On May 21, 2013. I was three weeks out of my third C-section, driving Sarah and Tate to school and daycare in our little Nashville suburb while lugging beautiful baby Sawyer in his carrier to get them there. My cell phone rang, and Jeff began the conversation with, “Are you sitting down?” This is not the way to begin any conversation if you ask me…requiring a sitting position means that something big is about to go down.
“Pull over,” Jeff demanded. What. The. What?!? Okay, I pulled over. What could be wrong? Are his parents sick? Did he get fired? What?!?!
“I’ve been offered a job within [my company] in Arkansas. It’s a promotion, a really good job…but it’s in Arkansas.”
Must remain calm. Must make him see the egregious error in logic. “We can’t move to Arkansas,” I state reasonably. “We have a new baby, the kids love their schools, and I have a job. A job that I love. And our family is only an hour away. And it’s…Arkansas. I’m sorry…we can’t go there.” Off the record, I may have a slight tendency to overreact. It isn’t often, but I have been known at times to yell, scream, cry, throw things…therefore, I realized the absolute importance of remaining calm and logical. But let’s also remember that I had given birth a mere three weeks before: the irrational pregnancy hormones had not yet worn off. Not even close.

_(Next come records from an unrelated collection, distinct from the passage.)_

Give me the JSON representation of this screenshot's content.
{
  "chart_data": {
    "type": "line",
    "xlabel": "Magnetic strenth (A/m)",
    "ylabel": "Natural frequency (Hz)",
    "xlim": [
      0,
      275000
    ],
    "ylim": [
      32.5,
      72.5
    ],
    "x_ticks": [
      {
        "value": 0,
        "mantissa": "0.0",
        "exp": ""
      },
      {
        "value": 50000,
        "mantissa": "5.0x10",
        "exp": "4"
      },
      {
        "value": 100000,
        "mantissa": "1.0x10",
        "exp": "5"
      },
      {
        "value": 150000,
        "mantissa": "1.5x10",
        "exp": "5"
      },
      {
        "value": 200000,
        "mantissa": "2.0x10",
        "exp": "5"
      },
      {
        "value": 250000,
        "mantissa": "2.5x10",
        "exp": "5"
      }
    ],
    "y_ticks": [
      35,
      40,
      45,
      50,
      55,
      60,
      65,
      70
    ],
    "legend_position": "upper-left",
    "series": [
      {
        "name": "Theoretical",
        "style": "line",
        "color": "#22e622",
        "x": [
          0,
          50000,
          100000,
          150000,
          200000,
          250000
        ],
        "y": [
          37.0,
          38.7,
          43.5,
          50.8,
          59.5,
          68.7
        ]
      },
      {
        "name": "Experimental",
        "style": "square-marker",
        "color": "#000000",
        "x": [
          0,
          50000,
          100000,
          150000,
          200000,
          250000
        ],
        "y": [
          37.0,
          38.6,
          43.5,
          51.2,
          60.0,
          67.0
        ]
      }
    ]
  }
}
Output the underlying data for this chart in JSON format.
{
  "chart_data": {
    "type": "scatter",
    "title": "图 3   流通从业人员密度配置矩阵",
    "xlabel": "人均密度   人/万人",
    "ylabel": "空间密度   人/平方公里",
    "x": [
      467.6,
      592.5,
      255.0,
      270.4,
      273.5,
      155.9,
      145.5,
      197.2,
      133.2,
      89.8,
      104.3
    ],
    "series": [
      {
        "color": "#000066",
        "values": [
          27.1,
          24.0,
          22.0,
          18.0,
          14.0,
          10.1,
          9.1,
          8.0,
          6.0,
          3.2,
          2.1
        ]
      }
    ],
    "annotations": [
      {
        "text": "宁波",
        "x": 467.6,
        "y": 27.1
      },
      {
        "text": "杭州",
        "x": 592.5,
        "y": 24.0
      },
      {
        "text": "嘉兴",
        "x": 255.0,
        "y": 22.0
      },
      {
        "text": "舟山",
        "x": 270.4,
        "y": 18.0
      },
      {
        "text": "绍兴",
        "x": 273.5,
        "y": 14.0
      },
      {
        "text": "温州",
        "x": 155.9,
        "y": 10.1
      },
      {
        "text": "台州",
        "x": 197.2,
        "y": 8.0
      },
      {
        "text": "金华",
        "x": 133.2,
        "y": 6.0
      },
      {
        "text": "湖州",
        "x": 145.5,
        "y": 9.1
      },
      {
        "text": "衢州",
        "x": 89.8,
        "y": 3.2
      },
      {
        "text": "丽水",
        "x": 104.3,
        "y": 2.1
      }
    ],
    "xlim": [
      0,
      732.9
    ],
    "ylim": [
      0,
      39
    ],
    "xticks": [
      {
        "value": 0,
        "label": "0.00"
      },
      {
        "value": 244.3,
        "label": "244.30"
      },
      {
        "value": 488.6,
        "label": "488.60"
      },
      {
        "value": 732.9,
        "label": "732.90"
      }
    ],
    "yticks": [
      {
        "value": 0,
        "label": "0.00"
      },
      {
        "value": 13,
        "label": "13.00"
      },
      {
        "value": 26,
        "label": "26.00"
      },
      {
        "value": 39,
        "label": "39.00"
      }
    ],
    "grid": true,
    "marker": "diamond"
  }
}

“Why not?” In his attempt to be positive and act like this wouldn’t be the end of our current awesome life as we knew it, Jeff flippantly asked that question in a way in which I envisioned him shrugging on the other end…which really ticked me off. Enter (from stage right) “just gave birth/haven’t slept in three weeks Carrie.” Is he serious? Arkansawians, Arkansians…what do you even call people from Arkansas?
“Jeff, we have a life in Mt. Juliet. We have friends, a church, jobs…we have put down roots here. This is our home.”
“Carrie, our home is wherever we are together.”
Sage advice…wonder if he is consulting the “How to Spring Relocation on Your Wife” handbook. Does it have different options, like a “Choose Your Own Adventure”? “If your wife is a rational human being, go to script on page 3. If your wife is momentarily irrational, go to script on page 7. If your wife just went post-pregnancy-hormone ballistic on you, consult Appendix C or call attorney.”
Tears. Lots of them. It is then that I realize I have pulled over in the Mt. Juliet Police Department’s parking lot. I am sobbing in the front seat of my car, a newborn baby in the back, and yelling, “Why would you even want to do this?” into my cell phone. I’ve attracted attention.
The buzz-cut police officer literally tapped on my window. (I wish it had been with a flashlight or a gun…that would’ve made for a better story, right?) “Is everything alright, ma’am?”
“NOOOOO!!! It’s NOT alright!” I sob.
“Are you okay? Can I call someone for you? What’s the matter?” He’s thinking: this crazy girl has driven up in our parking lot and is in the middle of some domestic dispute. Except she’s on the phone. And there’s a baby in the back seat.
“ARKANSAS is the matter, officer!” sobbing into phone. Jeff trying to convince me that all is not lost.
“YES!!! My crazy husband wants to move there. Can you believe that?!?”
Jeff: “Is that a police officer? Where are you, Carrie? Did you get pulled over again?”
Me: “Arkansas!!!! I don’t want to move there! I don’t even want to drive through there!!”
Officer: “Arkansas? It’s not so bad, ma’am. I grew up in southern Arkansas. It’s a really beautiful state.”
Jeff: “Will you at least not say ‘no’ right away?”
So, two men had me cornered. One I love more than my own life, and one was wielding a billy club. (Okay, so flashlight, gun, AND billy club were all safely tucked away on his belt, but I wish he had felt the urge to wield them as it would’ve made for a better story.)
And so I said I’d think about it. Did I mean it? Nope.